The Securities Industry and Financial Markets Association’s (SIFMA) U.S. Covered Bond Council criticized the Federal Deposit Insurance Corp.'s (FDIC) stance on covered bonds.

At the Mortgages and the Future of Housing Finance Symposium, the FDIC said that with the proposed covered-bond legislation, investors would have “a super-priority in receivership” and their claims would essentially be back-stopped by the FDIC.

These comments. SIFMA said, "reflect a misunderstanding of proposed legislation and existing law."

According to SIFMA, the proposed legislative framework for covered bonds provides that both before and after insolvency, investors would benefit from a first-priority lien on the issuer’s cover pool to secure their claims under the covered bonds.

This is like any other secured creditor and at no time would they be entitled to a lien —superpriority or otherwise — on any of the issuer’s other assets, SIFMA said. 

If the cover pool is insufficient to satisfy their claims in full, investors would fall in line with all of the issuer’s other general unsecured creditors.
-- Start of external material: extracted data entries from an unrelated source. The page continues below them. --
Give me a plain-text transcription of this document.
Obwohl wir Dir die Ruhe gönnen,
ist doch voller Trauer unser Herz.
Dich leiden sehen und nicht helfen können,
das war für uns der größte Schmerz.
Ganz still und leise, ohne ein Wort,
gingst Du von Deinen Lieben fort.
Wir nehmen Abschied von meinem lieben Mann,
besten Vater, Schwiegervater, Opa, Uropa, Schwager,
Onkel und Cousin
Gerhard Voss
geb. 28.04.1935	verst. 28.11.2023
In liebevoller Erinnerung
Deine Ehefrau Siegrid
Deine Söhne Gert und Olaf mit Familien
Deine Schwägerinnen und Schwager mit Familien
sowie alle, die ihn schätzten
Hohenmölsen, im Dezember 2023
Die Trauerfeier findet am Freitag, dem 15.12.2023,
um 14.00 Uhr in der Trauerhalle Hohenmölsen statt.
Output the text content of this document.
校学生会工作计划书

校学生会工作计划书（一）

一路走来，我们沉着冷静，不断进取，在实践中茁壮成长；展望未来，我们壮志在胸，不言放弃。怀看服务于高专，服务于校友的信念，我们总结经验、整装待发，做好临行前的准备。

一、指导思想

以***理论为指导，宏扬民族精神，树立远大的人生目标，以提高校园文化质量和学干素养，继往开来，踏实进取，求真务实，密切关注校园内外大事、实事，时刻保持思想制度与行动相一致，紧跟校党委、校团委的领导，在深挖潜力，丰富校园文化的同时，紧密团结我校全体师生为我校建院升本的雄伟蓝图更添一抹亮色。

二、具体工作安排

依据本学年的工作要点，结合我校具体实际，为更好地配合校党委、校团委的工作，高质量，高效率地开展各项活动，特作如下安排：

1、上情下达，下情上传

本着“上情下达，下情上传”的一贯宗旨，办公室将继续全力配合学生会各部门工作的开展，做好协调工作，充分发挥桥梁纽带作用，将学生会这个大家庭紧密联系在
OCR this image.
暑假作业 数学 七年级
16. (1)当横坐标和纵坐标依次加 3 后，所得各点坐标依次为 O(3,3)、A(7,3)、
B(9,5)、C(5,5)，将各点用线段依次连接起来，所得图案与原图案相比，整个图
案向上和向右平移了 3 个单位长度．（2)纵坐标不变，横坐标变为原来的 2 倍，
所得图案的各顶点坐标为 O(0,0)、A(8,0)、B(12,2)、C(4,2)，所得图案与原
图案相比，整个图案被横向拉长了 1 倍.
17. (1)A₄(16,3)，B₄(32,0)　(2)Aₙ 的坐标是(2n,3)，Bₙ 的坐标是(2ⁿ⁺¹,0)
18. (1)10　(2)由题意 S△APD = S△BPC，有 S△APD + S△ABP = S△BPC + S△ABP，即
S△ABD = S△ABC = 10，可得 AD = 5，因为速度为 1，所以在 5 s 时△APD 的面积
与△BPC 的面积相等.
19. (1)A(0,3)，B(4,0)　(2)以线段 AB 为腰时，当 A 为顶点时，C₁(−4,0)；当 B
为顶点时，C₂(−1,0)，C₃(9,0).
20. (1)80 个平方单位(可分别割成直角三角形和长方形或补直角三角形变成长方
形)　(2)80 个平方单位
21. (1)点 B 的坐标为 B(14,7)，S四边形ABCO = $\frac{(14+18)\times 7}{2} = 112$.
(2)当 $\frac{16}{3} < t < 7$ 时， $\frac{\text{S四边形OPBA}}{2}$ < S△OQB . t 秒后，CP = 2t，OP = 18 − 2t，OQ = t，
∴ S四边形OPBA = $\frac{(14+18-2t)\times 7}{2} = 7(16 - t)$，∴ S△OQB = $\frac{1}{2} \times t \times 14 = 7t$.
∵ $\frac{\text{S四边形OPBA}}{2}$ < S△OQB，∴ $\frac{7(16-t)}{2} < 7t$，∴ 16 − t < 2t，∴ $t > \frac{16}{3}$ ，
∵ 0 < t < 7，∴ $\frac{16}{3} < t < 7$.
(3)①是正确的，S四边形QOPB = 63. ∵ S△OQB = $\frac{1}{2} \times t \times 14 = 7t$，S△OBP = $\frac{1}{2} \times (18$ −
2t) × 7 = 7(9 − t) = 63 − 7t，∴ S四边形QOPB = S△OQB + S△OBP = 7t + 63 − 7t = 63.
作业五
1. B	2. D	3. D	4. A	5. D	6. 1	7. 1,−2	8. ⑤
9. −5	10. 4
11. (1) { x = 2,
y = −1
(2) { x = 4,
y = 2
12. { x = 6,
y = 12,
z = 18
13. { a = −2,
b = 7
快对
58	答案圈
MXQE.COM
Although the proposed legislation would preclude the FDIC from accelerating the covered bonds and reclaiming assets in the cover pool prematurely, these provisions give investors far more modest rights compared with those enjoyed by other classes of creditors, including counterparties to qualified financial contracts and the Federal Home Loan Banks.

SIFMA thinks that covered bonds can offer long-term and cost-effective funding from the private-sector capital markets. This, SIFMA said, can in turn be translated into meaningful credit for households, small businesses, and the public sector.